A strike authorization vote does not guarantee a strike will happen, it just gives the union the ability to call for a strike in the future. On Tuesday, Courtney and Sperring told Indiana Public Broadcasting they were still negotiating with the company and had no specific deadline to receive a contract before they use the vote to call for a strike.
“So we're back at the table today. And I guess we're hopeful that the company’s changed their way of thinking a little bit,” Cortney said. “We'd like to get some forward movement and maybe even take an offer to the membership to actually vote. If [Sysco is] going to continue to go down this dark road they're going down, then we'll have to continue to go down that same road.”
One of the main points of contention is over the number of hours truck drivers are spending on the road, the union negotiators say.

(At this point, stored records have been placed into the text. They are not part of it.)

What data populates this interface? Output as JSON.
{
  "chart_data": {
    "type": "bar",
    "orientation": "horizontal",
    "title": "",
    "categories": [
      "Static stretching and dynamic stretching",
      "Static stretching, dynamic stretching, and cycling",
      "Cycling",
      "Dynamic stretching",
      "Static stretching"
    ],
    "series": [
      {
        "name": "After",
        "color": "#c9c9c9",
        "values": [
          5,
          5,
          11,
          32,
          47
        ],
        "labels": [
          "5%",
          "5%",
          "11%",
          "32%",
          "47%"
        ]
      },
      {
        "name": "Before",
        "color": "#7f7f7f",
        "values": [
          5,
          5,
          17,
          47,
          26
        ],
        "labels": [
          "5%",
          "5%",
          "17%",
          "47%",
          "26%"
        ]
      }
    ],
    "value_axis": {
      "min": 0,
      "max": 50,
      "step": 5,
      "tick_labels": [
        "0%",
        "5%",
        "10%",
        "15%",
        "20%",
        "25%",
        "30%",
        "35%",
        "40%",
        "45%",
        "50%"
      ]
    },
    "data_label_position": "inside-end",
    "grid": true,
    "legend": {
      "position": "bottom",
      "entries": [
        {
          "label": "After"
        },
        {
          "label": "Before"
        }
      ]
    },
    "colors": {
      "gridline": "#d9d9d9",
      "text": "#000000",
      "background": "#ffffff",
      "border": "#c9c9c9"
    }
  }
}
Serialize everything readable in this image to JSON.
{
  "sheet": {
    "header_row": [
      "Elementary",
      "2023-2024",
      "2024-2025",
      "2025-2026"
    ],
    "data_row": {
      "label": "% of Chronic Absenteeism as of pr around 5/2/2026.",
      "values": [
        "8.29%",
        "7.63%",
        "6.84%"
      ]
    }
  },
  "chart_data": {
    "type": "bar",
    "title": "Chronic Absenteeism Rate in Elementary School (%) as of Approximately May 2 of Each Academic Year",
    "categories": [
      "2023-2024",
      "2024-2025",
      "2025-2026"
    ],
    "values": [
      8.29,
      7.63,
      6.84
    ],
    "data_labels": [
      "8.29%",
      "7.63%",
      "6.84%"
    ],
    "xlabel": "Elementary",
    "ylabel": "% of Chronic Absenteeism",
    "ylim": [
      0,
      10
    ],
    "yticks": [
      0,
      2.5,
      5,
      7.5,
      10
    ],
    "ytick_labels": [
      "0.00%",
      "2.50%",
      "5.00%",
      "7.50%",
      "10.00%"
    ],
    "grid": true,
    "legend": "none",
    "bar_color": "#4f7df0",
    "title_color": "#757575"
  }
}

“When the driver goes out with the truck, he has to bring it back empty,” Courtney said. “They've overloaded the trucks to a point where it takes 12 to 14 hours on a consecutive basis to get the truck empty and get the job done to be able to get home.”
The union is not seeking to limit the number of hours drivers can be on the road in this contract, he said. But they are trying to get the company to increase its workforce to help reduce the load on individual drivers. Barring that, the union at least wants better wages.
“If they're going to force that time away from their families we’d at least like them to be compensated well for it,” Courtney said.